A glass globe with a candle inside it is also featured this month. This item was probably not something which was passed out to voters due to its fragile nature, but more likely an article which was bought and used to show support for the then current President. There is printed portrait of William McKinley on the center frosted ring of the glass globe. It has leaves and berries painted in relief on both sides of the portrait. The last Artifact of the Month article described two photographs of William McKinley speaking to a crowd at the Macomb depot, when he stopped here while campaigning for the presidency in 1896.

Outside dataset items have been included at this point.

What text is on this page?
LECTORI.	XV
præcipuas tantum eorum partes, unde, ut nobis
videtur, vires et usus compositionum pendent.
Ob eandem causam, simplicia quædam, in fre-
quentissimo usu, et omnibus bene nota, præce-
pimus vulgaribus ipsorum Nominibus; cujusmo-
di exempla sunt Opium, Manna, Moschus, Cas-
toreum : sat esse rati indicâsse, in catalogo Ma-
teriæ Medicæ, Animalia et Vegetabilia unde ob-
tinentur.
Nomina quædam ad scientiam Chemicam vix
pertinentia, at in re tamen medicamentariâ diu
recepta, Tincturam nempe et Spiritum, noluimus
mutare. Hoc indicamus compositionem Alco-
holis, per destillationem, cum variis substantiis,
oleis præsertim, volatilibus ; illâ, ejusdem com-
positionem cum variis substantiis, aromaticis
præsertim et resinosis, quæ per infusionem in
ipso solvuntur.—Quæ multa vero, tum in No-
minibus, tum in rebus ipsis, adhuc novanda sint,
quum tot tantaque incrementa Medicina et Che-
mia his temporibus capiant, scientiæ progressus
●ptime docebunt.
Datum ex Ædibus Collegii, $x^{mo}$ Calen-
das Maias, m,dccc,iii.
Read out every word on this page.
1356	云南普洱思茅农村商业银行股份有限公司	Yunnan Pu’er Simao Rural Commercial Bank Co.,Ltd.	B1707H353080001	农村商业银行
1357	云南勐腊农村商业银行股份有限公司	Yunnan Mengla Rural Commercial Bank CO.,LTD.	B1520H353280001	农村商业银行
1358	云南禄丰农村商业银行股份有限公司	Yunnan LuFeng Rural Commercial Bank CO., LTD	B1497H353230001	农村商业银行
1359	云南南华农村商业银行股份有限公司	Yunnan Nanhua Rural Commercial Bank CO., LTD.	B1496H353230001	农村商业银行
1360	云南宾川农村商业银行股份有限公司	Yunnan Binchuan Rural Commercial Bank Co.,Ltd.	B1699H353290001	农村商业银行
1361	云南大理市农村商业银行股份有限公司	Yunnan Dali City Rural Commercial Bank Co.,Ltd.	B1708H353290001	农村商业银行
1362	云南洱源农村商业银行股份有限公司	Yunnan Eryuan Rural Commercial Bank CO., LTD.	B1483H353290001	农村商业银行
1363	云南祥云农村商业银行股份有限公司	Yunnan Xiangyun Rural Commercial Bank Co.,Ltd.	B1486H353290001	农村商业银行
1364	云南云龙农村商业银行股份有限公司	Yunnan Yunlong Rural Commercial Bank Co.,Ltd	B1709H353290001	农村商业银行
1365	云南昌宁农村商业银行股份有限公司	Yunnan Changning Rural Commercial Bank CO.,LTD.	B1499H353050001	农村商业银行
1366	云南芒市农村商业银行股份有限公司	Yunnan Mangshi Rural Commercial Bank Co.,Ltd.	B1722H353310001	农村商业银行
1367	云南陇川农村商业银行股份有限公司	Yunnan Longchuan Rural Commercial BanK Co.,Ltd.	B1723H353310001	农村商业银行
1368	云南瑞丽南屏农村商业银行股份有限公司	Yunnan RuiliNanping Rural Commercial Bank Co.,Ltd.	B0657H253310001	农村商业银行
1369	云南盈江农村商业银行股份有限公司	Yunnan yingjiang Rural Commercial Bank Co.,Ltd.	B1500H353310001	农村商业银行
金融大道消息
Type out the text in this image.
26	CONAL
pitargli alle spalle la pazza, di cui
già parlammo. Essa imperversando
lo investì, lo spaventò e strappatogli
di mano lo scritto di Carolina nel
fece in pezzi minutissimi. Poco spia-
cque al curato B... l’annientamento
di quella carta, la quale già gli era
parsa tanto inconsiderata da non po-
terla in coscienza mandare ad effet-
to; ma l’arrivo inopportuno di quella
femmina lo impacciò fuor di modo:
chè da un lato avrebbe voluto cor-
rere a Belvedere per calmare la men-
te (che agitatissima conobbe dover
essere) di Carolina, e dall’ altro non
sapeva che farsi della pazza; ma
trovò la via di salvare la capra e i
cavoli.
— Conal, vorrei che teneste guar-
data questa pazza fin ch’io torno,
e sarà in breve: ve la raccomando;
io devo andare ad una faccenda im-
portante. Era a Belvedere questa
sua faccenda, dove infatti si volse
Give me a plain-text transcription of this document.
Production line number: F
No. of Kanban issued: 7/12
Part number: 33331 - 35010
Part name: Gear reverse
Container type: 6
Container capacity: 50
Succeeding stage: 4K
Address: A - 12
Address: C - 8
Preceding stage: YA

The methods used by politicians over the years has changed tremendously. Looking back, one can easily see that candidates relied heavily on the print media, campaign buttons and other items, like nail files, pocket sewing kits and matches, which were items the consumer could use, and that would keep the candidates’ names in front of the voters. Today, more contemporary methods of spreading the virtues of candidates can be seen everywhere you go – on the TV, the back of a car, in the yard, and even on the computer. When a local campaign office was visited recently, items which were available for handout to promote their candidates included hats, shirts, yard signs, bumper stickers, magnets, and yes, you can still get a nail file with a candidate’s name on it.
The Western Illinois Museum’s exhibit of political memorabilia is on display throughout the month at 201 South Lafayette Street. The museum is open Tuesday through Saturday 10 am to 4 pm. Admission to the museum is free, but donations are appreciated.